K: Thank you very much for the invitation, Maria, and all the organizers. I have been told not to make a speech, so I didn’t prepare one. I hope that you won’t think I am lazy as many Greeks are.

(laughs)

So what is expected to take place, I think, is a conversation, a dialogue. A Greek person with German friends. I must tell you that when my Greek colleagues heard that I was going to come, they told me: “Are you sure you want to go?”

(laughs)

Anyway, the title of this dialogue is about the “meta-modern Greek drama”. Why meta-modern? Let me say some thoughts. Because at the current situation in Greece there is an abolition of all rules of the Enlightenment and also it seems that there are no new rules to be established. Drama is because people feel dramatically, and not a tragedy because there is no catharsis –the specific characteristic of tragedy according to Aristotle - on the horizon for the moment.

What we experience now in Greece is a relational distortion. We could say that in the relationships the absurd is prominent. And when I say relationships I mean all kind of relationships: families, colleagues, friends, institutions, politics, all kind of human relationships are new in an absurd way.

Today I think that the theory which in its own way can explain, first of all, the social and institutional phenomena is attachment theory. Just as the collapse of any secure attachment at the social, political, institutional level brings such reversals, so it is to experience unimaginable, unprecedented phenomena at all levels of human relationships.

This is the general frame and we could, if you want, discuss it.

M: Why do you call it a meta- modern Greek drama. Could you explain it a bit more?

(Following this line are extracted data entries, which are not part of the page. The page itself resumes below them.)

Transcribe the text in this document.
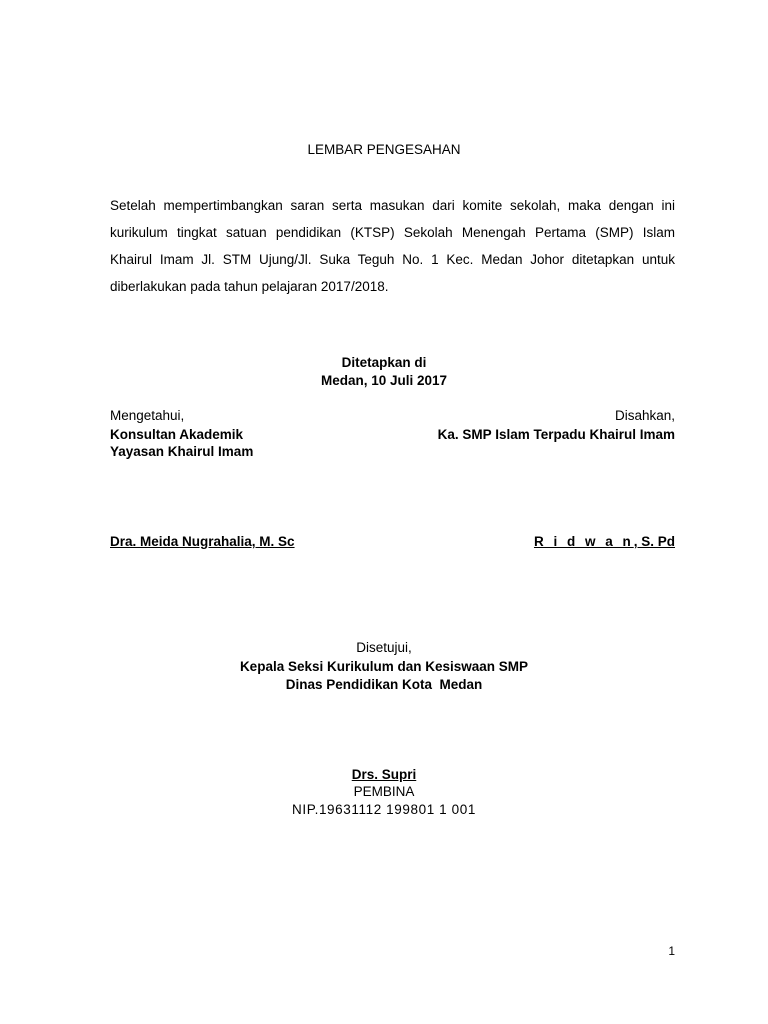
LEMBAR PENGESAHAN
Setelah mempertimbangkan saran serta masukan dari komite sekolah, maka dengan ini
kurikulum tingkat satuan pendidikan (KTSP) Sekolah Menengah Pertama (SMP) Islam
Khairul Imam Jl. STM Ujung/Jl. Suka Teguh No. 1 Kec. Medan Johor ditetapkan untuk
diberlakukan pada tahun pelajaran 2017/2018.
Ditetapkan di
Medan, 10 Juli 2017
Mengetahui,
Konsultan Akademik
Yayasan Khairul Imam
Disahkan,
Ka. SMP Islam Terpadu Khairul Imam
Dra. Meida Nugrahalia, M. Sc	R i d w a n, S. Pd
Disetujui,
Kepala Seksi Kurikulum dan Kesiswaan SMP
Dinas Pendidikan Kota  Medan
Drs. Supri
PEMBINA
NIP.19631112 199801 1 001
1
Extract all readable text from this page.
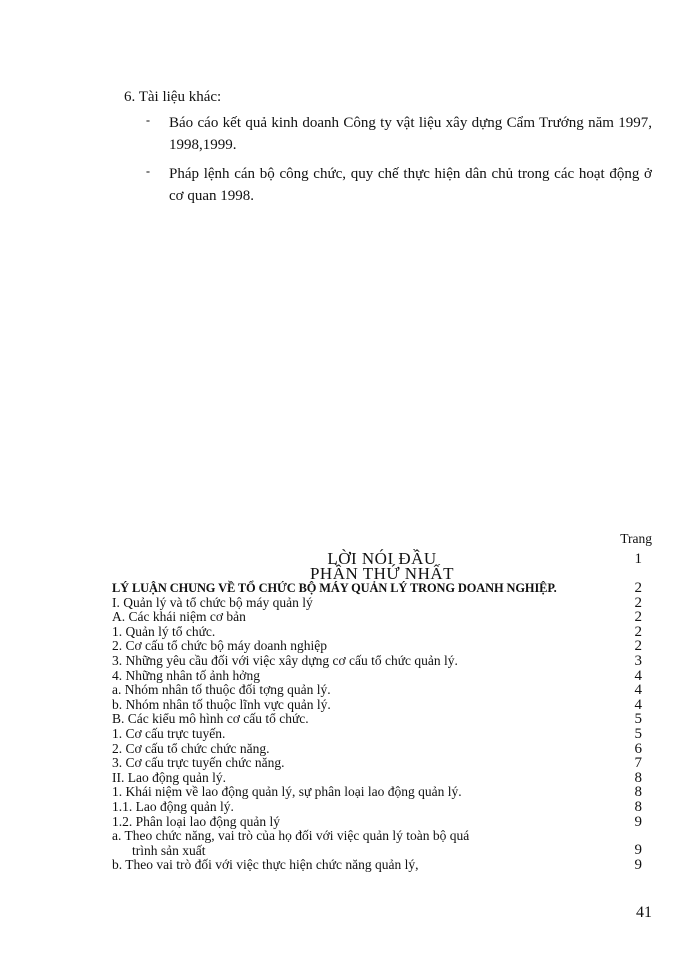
6. Tài liệu khác:

- Báo cáo kết quả kinh doanh Công ty vật liệu xây dựng Cẩm Trướng năm 1997, 1998,1999.
- Pháp lệnh cán bộ công chức, quy chế thực hiện dân chủ trong các hoạt động ở cơ quan 1998.
Trang
LỜI NÓI ĐẦU	1
PHẦN THỨ NHẤT
LÝ LUẬN CHUNG VỀ TỔ CHỨC BỘ MÁY QUẢN LÝ TRONG DOANH NGHIỆP.	2
I. Quản lý và tổ chức bộ máy quản lý	2
A. Các khái niệm cơ bản	2
1. Quản lý tổ chức.	2
2. Cơ cấu tổ chức bộ máy doanh nghiệp	2
3. Những yêu cầu đối với việc xây dựng cơ cấu tổ chức quản lý.	3
4. Những nhân tố ảnh hởng	4
a. Nhóm nhân tố thuộc đối tợng quản lý.	4
b. Nhóm nhân tố thuộc lĩnh vực quản lý.	4
B. Các kiểu mô hình cơ cấu tổ chức.	5
1. Cơ cấu trực tuyến.	5
2. Cơ cấu tổ chức chức năng.	6
3. Cơ cấu trực tuyến chức năng.	7
II. Lao động quản lý.	8
1. Khái niệm về lao động quản lý, sự phân loại lao động quản lý.	8
1.1. Lao động quản lý.	8
1.2. Phân loại lao động quản lý	9
a. Theo chức năng, vai trò của họ đối với việc quản lý toàn bộ quá
trình sản xuất	9
b. Theo vai trò đối với việc thực hiện chức năng quản lý,	9
41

K: As I said, we face abolition of all rules. Meta-modern was a movement after the 1960ies in philosophy and in art where, schematically, it was said “rules do not exist anymore, everyone can have the rules he thinks there must be”.

Question (from the audience): Is it the same as postmodern?

K: It is after postmodernism, meta-modern came after postmodernism. Postmordenism is a promotion of the notion of plurality in contest with the strict rules of the modern. Metamodernism is a fracture, a subversion, a disruption of any idea of progress. Another thing is the abolition of even the notion of any power. We may say that not having power is something we can see today in society, in politics and in institutions. And when I say power, I mean democratic hierarchy, power with democratic rules. That does not exist, hierarchy and rules. On the other hand, power without rules does exist and sometimes it is very harsh.

For example, social systems (institutions), export stress on the weakest members (i.e. in hospitals on patients, nurses, trainees). There is authoritarianism from the top to the bottom (a recent denouncement at the Psychiatric Hospital of Athens for brutality towards a patient who was bound all night because she was dancing in the hallway).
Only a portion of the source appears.